SPRINGFIELD — Stable state funding over the last two years meant key state employee pension funds didn’t have to sell assets to meet payments in 2013, according to a report released Thursday.

The State Retirement Systems, covering pensions for ex-state employees, judges and lawmakers, withdrew $29.7 million in 2013, down 88 percent from $248.7 million a year earlier, Auditor General William Holland wrote in an annual financial audit of the Illinois State Board of Investment.

The nearly $30 million withdrawal in the fiscal year that ended June 30 is small enough for the Board of Investment to absorb with cash flow, said William Atwood, executive director of the Illinois State Board of Investment, which manages the SRS portfolio.

But when withdrawals hit hundreds of millions of dollars, it means selling assets, such as stocks and bonds, highly liquid securities that make up about 80 percent of the board’s $12.9 billion portfolio, he added.

The bottom line is, the more a pension system has to withdraw from its portfolio, even if it’s paid back down the line, the more taxpayers are going to have to pick up in the future because the money isn’t benefiting from compounded interest.

Atwood said the situation should only improve if recent pension reform legislation holds up.

“Portfolio success is contingent on having assets to invest,” Atwood said. “The main issue in managing a portfolio is, leave as much money in there as possible so it will grow. I think that’s the approach policymakers are taking.”

The state’s five pension systems — including public school teachers and university employees not under the SRS umbrella — are $100 billion in debt, thanks to decades of underfunding by state lawmakers and governors.

But after years of debate, Gov. Pat Quinn signed into law a repair plan that cuts benefits to pensioners but reduces their contribution and includes measures to ensure the state lives up to its future obligations.

However, public employee unions have threatened to file a lawsuit claiming the law is unconstitutional.

Adding to the brighter landscape is an improved economy and market.
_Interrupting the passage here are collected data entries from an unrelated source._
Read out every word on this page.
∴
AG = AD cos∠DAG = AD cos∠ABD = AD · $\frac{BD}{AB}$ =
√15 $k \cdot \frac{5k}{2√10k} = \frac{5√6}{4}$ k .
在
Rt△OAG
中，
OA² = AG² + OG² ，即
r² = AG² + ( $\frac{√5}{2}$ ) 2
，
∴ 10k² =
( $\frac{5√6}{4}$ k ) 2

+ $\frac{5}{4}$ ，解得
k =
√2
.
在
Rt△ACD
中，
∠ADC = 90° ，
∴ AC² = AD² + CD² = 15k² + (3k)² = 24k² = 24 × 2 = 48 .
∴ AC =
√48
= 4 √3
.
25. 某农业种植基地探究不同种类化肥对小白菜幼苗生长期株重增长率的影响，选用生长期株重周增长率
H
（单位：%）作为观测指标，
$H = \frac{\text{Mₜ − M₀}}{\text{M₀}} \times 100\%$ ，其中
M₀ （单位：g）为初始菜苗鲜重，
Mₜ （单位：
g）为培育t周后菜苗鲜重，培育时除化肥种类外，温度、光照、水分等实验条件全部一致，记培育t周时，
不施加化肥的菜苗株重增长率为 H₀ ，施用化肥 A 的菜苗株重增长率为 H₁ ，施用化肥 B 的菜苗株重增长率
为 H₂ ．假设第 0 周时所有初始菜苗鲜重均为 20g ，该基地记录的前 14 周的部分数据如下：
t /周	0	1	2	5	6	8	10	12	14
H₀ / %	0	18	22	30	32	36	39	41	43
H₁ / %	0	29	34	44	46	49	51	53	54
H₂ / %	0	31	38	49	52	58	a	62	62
The Board of Investment’s portfolio is up 14 percent from $11.3 billion a year earlier.

The state’s largest pension fund, the Teachers’ Retirement System, has seen improvement in its portfolio as well, sitting at just under $41 billion this fall, spokesman Dave Urbanek said.

That’s lower than the 2007 total but up 44 percent from a recent low of $28.5 billion in 2009.

The improvement hasn’t spared the teachers’ system from selling assets. It has routinely sold more than $1 billion a year since 2005, Urbanek said, topping out at $2.8 billion in 2011 because of short state funding and reverberations of the 2008 economic downturn.

“We get cash from the state contribution,” Urbanek said. “If it’s not there, we have to sell assets to get cash. When the economy is bad, we have to sell more.”